秋山は笑い出したいのをぐっと堪えて「ダメ」と答え、ベンチから立ち上がると直の手を引いた。
「さ、食べ終わったことだし、行くとしようか。」
「ああああ秋山さ・・・!」
「うん?ああ、ほら、だって『入園料分遊ばなくちゃ』だもんな」
おとーさんとなら、安心だろ!
なんて心の中で毒づきながら、直がけして近づこうとしなかった建物の入り口に引きずっていく。
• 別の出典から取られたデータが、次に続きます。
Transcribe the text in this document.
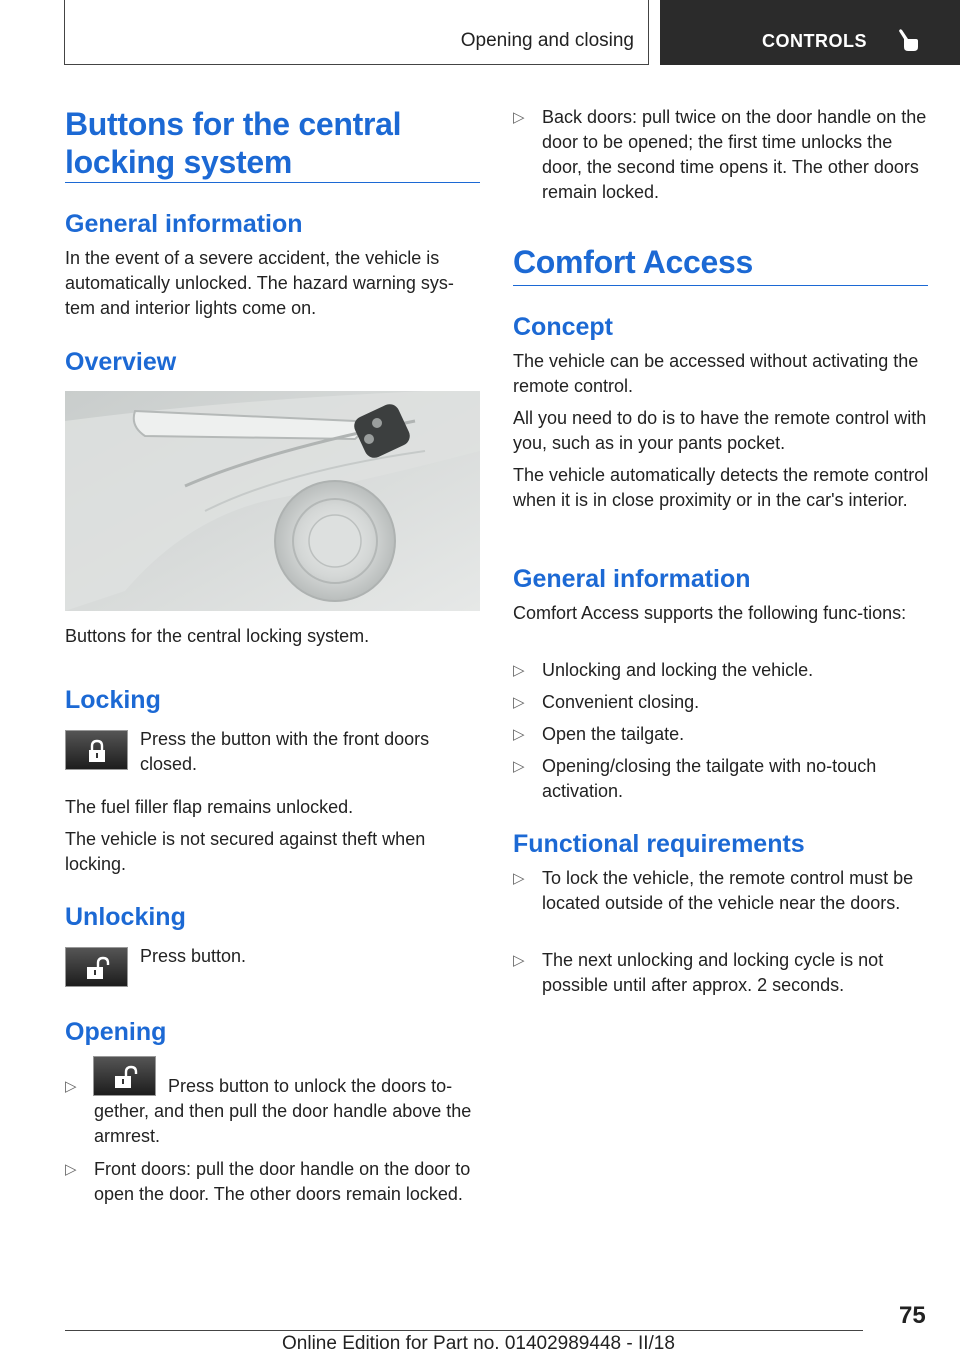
Opening and closing	CONTROLS
Buttons for the central locking system
General information
In the event of a severe accident, the vehicle is automatically unlocked. The hazard warning sys-tem and interior lights come on.
Overview
Buttons for the central locking system.
Locking
Press the button with the front doors closed.
The fuel filler flap remains unlocked.
The vehicle is not secured against theft when locking.
Unlocking
Press button.
Opening
▷	Press button to unlock the doors to-gether, and then pull the door handle above the armrest.
▷ Front doors: pull the door handle on the door to open the door. The other doors remain locked.
▷ Back doors: pull twice on the door handle on the door to be opened; the first time unlocks the door, the second time opens it. The other doors remain locked.
Comfort Access
Concept
The vehicle can be accessed without activating the remote control.
All you need to do is to have the remote control with you, such as in your pants pocket.
The vehicle automatically detects the remote control when it is in close proximity or in the car's interior.
General information
Comfort Access supports the following func-tions:
▷ Unlocking and locking the vehicle.
▷ Convenient closing.
▷ Open the tailgate.
▷ Opening/closing the tailgate with no-touch activation.
Functional requirements
▷ To lock the vehicle, the remote control must be located outside of the vehicle near the doors.
▷ The next unlocking and locking cycle is not possible until after approx. 2 seconds.
75
Online Edition for Part no. 01402989448 - II/18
俺も入場料分くらい、楽しんだって罰はあたらないはずだ。
「ああああきやまさんっ、あの、私、それだけは・・・!」
「夏の風物詩、お化け屋敷、これ入んなきゃ来た意味ないよな」
心から怯える直の表情にまた笑いが込み上げて、秋山は横を向いて口元を抑える。
「きっとこの中なら、君も自分から離れたりしないでしょ?」
極上の笑顔で押し切られ、直が絶叫をあげたのは、その30秒後のことだった。